Lead time continuous statistical post-processing of ensemble weather forecasts

Numerical weather prediction (NWP) models usually output their forecasts at a multiplicity of different lead times. For example, the Met Office ensemble prediction system for the UK (MOGREPS-UK) predicts atmospheric variables on a 2.2km grid for up 126h on hourly and sub-hourly timesteps. Even though for applications, information is often required on this range of lead times, many post-processing methods in the literature are either applied at fixed lead time or by fitting individual models for each lead time. This is also the case in systems used in practice such as the Met Office IMPROVER system. However, this is 1) computationally expensive because it requires the training of multiple models if users are interested in information at multiple lead times and 2) prohibitive because it restricts the training data used for training post-processing models and the usability of fitted models.

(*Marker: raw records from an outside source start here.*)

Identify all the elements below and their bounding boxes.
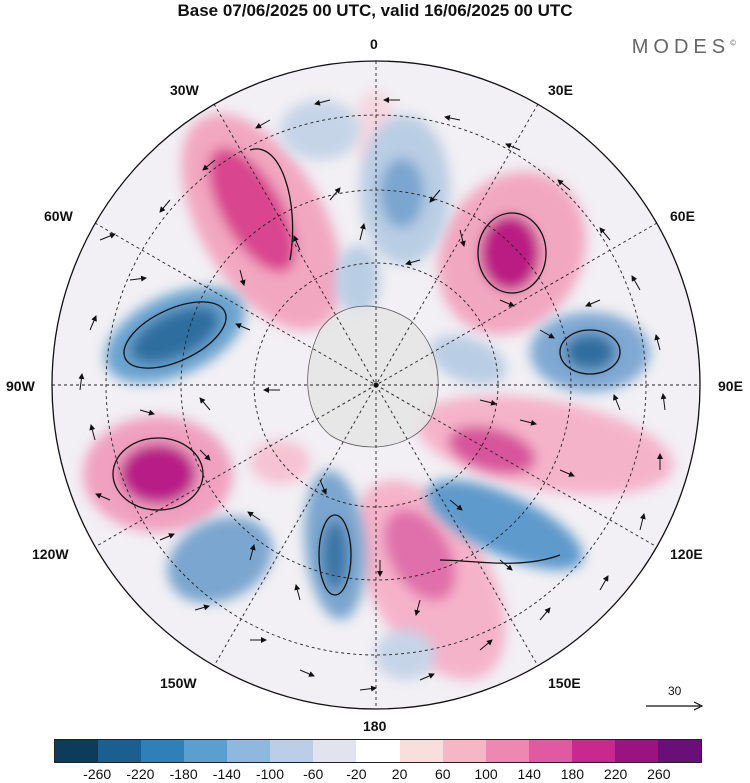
- colorbar-segment: [184, 740, 228, 762]
- lon-label-60e: 60E: [670, 208, 695, 224]
- lon-label-150w: 150W: [160, 675, 197, 691]
- colorbar-segment: [485, 740, 529, 762]
- colorbar-tick-label: 260: [647, 766, 671, 782]
- colorbar-tick-label: -260: [83, 766, 112, 782]
- colorbar-segment: [528, 740, 572, 762]
- anomaly-field: [52, 61, 700, 709]
- reference-arrow-icon: [646, 701, 704, 711]
- lon-label-30w: 30W: [170, 82, 199, 98]
- lon-label-0: 0: [370, 36, 378, 52]
- colorbar-tick-label: 140: [517, 766, 541, 782]
- colorbar-tick-label: -220: [126, 766, 155, 782]
- colorbar-tick-label: 20: [391, 766, 408, 782]
- colorbar-segment: [571, 740, 615, 762]
- lon-label-150e: 150E: [548, 675, 581, 691]
- colorbar-segment: [227, 740, 271, 762]
- colorbar-segment: [141, 740, 185, 762]
- colorbar-segment: [356, 740, 400, 762]
- south-pole-dot: [373, 382, 379, 388]
- colorbar-segment: [657, 740, 701, 762]
- lon-label-90e: 90E: [718, 378, 743, 394]
- lon-label-180: 180: [363, 718, 387, 734]
- reference-vector: 30: [644, 684, 704, 714]
- colorbar-tick-label: 100: [474, 766, 498, 782]
- colorbar-tick-label: 60: [435, 766, 451, 782]
- lon-label-120w: 120W: [32, 546, 69, 562]
- lon-label-120e: 120E: [670, 546, 703, 562]
- map-title: Base 07/06/2025 00 UTC, valid 16/06/2025…: [177, 1, 573, 20]
- colorbar: [54, 739, 702, 763]
- colorbar-tick-label: -60: [303, 766, 324, 782]
- colorbar-tick-label: -20: [346, 766, 367, 782]
- colorbar-segment: [98, 740, 142, 762]
- map-boundary: [51, 60, 701, 710]
- colorbar-tick-label: 180: [560, 766, 585, 782]
- colorbar-tick-label: -100: [255, 766, 285, 782]
- colorbar-segment: [614, 740, 658, 762]
- lon-label-30e: 30E: [548, 82, 573, 98]
- colorbar-tick-label: -140: [212, 766, 241, 782]
- colorbar-segment: [313, 740, 357, 762]
- colorbar-segment: [55, 740, 99, 762]
- reference-vector-label: 30: [668, 684, 682, 698]
- colorbar-segment: [399, 740, 443, 762]
- colorbar-tick-label: 220: [603, 766, 628, 782]
- colorbar-segment: [442, 740, 486, 762]
- lon-label-60w: 60W: [44, 208, 73, 224]
- brand-logo: MODES©: [631, 36, 736, 58]
- polar-map: [51, 60, 701, 710]
- lon-label-90w: 90W: [6, 378, 35, 394]
- colorbar-segment: [270, 740, 314, 762]
- colorbar-tick-label: -180: [169, 766, 198, 782]
- colorbar-ticks: -260 -220 -180 -140 -100 -60 -20 20 60 100 140 180 2…: [54, 766, 702, 782]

In this work we investigate lead time dependence of ensemble post-processing methods by looking at ensemble forecasts in an idealized Lorenz96 system as well as temperature forecast data from the Met Office MOGREPS-UK system. First, we investigate the lead time dependence of estimated model parameters in non-homogenous Gaussian regression (NGR -- a standard ensemble post-processing technique) and find substantial smoothness. Secondly, we look at the usability of models fitted for one lead time and employed at another to then thirdly fit models that are “lead time continuous”, meaning they work for multiple lead times simultaneously by including lead time as a covariate using spline regression. We show that these models can achieve similar performance to the classical “lead time separated” models, whilst saving substantial computation time. Fourthly and finally we make first steps towards the development of a cheap computational model including seasonality and working continuously over the lead time, needing to be fit only once.